Prior has gone in first for his county in one-day games this summer, scoring 641 runs at an average of 40 in Totesport League Division Two.

He will deputise for Marcus Trescothick, who is being rested for the tour.

"I'm absolutely delighted. It's a dream come true to have an opportunity to represent my country," said Prior.

"All [chairman of selectors] David Graveney said to me was "We're looking for you to go as an opening batter and to dive around in the field' which I really enjoy."

Asked whether he had any moral qualms about going to Zimbabwe following Steve Harmison's refusal to tour, Prior told BBC Sport: "I play cricket - that's what I do.

"I'm not a politician. I don't want to get into the political situation."
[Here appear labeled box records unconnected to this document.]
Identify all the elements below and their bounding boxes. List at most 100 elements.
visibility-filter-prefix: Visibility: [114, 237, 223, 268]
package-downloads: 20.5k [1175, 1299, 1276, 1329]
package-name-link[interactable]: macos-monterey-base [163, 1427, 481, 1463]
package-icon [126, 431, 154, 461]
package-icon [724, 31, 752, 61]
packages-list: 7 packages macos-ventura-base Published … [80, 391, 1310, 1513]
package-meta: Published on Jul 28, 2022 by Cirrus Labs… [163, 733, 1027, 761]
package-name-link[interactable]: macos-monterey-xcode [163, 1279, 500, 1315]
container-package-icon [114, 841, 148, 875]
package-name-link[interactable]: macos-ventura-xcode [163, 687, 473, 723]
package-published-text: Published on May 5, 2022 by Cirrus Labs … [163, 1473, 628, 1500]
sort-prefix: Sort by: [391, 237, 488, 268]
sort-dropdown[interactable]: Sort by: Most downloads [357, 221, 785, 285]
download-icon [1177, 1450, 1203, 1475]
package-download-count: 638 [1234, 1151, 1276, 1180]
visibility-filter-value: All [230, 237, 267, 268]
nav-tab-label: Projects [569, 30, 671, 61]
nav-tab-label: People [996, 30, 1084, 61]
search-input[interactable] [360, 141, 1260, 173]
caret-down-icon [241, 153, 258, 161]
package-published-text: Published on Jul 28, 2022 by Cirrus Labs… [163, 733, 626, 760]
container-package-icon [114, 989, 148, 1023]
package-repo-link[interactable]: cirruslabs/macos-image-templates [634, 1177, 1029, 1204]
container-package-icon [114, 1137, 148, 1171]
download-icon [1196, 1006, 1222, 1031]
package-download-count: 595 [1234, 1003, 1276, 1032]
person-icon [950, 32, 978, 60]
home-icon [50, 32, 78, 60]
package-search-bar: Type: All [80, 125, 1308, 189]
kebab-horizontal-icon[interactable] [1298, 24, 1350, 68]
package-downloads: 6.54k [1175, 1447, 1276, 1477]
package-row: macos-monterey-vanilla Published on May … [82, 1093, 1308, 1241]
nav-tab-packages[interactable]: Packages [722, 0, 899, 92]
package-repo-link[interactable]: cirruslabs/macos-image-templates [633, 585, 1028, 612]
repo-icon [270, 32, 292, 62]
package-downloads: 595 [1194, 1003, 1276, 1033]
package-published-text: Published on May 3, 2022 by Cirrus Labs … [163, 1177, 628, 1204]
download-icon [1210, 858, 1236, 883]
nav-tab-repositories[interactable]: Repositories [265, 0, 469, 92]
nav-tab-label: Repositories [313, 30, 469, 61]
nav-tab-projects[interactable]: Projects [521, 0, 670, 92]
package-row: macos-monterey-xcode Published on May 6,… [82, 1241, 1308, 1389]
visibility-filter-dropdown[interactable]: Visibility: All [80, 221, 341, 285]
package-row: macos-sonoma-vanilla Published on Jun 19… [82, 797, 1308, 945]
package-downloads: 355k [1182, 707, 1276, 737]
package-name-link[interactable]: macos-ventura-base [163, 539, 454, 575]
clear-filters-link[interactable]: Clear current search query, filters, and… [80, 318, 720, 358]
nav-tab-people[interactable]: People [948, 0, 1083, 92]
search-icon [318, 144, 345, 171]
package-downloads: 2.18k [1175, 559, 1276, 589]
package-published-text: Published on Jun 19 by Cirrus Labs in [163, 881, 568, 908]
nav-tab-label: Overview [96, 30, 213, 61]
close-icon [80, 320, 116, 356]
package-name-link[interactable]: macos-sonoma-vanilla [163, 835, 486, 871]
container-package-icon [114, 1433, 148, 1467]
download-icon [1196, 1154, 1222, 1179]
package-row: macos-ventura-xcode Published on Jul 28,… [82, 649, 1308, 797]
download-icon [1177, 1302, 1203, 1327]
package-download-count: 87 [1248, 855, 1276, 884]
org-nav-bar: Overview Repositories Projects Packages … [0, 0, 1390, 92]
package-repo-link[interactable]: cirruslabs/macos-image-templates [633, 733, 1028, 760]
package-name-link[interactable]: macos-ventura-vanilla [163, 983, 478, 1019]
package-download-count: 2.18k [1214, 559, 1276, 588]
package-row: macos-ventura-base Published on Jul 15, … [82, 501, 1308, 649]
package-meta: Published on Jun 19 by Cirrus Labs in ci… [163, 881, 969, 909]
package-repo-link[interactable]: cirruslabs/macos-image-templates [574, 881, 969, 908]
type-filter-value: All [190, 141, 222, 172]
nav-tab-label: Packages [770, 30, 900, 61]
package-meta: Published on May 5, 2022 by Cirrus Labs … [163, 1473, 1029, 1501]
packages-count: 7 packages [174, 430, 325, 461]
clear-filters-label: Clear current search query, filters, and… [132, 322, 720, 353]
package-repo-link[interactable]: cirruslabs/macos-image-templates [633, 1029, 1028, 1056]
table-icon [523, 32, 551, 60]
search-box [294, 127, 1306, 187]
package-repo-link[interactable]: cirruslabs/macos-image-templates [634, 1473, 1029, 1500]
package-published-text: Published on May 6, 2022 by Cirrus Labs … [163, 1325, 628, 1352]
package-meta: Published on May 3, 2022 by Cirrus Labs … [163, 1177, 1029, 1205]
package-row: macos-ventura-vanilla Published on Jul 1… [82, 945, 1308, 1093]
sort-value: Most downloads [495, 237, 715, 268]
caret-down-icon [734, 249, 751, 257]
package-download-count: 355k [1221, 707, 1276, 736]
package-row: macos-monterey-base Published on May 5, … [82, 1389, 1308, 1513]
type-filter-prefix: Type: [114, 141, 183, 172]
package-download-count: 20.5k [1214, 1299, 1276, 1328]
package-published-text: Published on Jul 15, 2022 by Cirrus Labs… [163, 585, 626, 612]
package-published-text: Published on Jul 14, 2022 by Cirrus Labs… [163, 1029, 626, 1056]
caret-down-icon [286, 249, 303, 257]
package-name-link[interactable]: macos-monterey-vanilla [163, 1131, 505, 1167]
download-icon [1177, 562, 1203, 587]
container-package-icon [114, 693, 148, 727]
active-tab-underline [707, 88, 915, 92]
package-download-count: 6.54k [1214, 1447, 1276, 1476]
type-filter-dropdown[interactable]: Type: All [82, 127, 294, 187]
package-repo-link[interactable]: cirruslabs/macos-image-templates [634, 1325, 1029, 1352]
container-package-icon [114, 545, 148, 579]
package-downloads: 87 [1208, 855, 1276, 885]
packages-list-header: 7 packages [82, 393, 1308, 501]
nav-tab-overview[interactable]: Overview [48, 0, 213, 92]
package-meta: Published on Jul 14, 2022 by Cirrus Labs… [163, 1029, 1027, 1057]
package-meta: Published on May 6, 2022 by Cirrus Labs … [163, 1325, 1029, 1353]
Prior will also understudy wicket-keeper Geraint Jones, having worked closely last winter with Academy coach Rod Marsh, who kept in in 96 Tests for Australia.

He will be joined in the squad by Nottinghamshire's Kevin Pietersen, a prolific scorer in county cricket and the star of the England A tour to India last winter.

Kevin Pietersen
Pietersen has long been talked of as a future England player

It is an early reward for Pietersen, who left his native South Africa to commit himself to English cricket.

"I'm absolutely thrilled to bits," said Pietersen, who heard the news while holidaying in Majorca.

"If someone had told me four years ago that I'd jump into the first squad after qualifying for England I'd have said 'Yeah, good one'."

He will fill the gap left by the England management team's decision to give all-rounder Andrew Flintoff a break ahead of the tour to South Africa which follows.

"I use the same equipment as him, so that's a start. But those are pretty big boots to fill," Pietersen told BBC Sport.

Pietersen took the same line as Prior over the political implications of the tour.

"My job is cricket. England and Zimbabwe are two places that play international cricket and we are going there.

"It's not my business to discuss politics."

England will play two warm-up games in Namibia before travelling on to Harare, where the first one-day international takes place on 26 November.